Friday, March 25, 2005

Iraqis learning quickly

Iraq's Anti-Corruption Head Gets Tough on Officials
By Omar Anwar, Baghdad (Reuters)

For a fledgling nation taking it's first steps, they seemed to have learned their lessons well under a brutal dictator, and by watching the rest of the free world.

Not only are they cracking down on illegal immigrants and foreign presence in their new country... something the US should seriously consider itself... they have an "anti-corruption" official, bound and determined to make sure the new elected ones and leaders are no longer able to take financial advantages of the situation.

"Next week, we will distribute a form for the declaration of assets to all senior officials in Iraq. They should declare everything," Radhi Hamza al-Radhi told Reuters in an interview.

"Governors, ministers and those above them should state their assets, shares and any expected inheritance.

"If anything is seen to have changed, we will ask where it came from and how. If it was legal then okay but if not we will send him to court to get his punishment," Radhi said, talking tough between sips of limeade in his Baghdad office.

He may be softly spoken, but Radhi is outspoken when it comes to laying out the challenges the country faces if it is to get on top of a burgeoning corruption crisis, with evidence of misuse of public funds and reconstruction dollars piling up.

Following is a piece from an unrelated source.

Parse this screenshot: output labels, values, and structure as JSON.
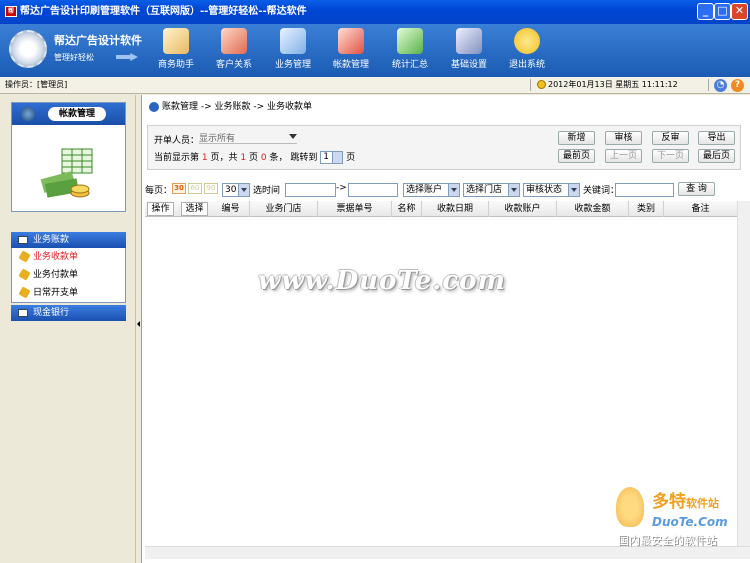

The Iraqi newspapers, no longer controlled by Saddam and thugs, has been steadily reporting the scandals by a few greedy officials... and this does not sit well with the Iraqi citizens. They did not have this opportunity gifted to them by the US Coalition, only to have similar corruption spread amongst the new officals instead. The Iraqis truly wish to be in control of their fates... and that includes reining in those playing the political game for financial gain.

The Iraqis are learning fast. And hopefully they will learn the lesson the US still hasn't to date - the value of term limits for their legislators. Not allowing those elected to be so fully entrenched in special interests - lifetime collectors of a paycheck and pension, courtesy of the citizens - to remain in power term after term. It is here that the very heart of corruption thrives... thru longtime relationships and "seniority", running ramrod over junior, newly electees and passing the buck for their failures to administrative officials in power for only two terms max.

It's a pleasure to watch Iraq evolve. And startling to see exactly how perceptive they are to issues such as internal corruption and illegal immigration. History is no longer a boring subject, confined to high school text books. It is alive and vital - more stimulating than any movie Hollywood has produced. And it is happening daily before our very eyes.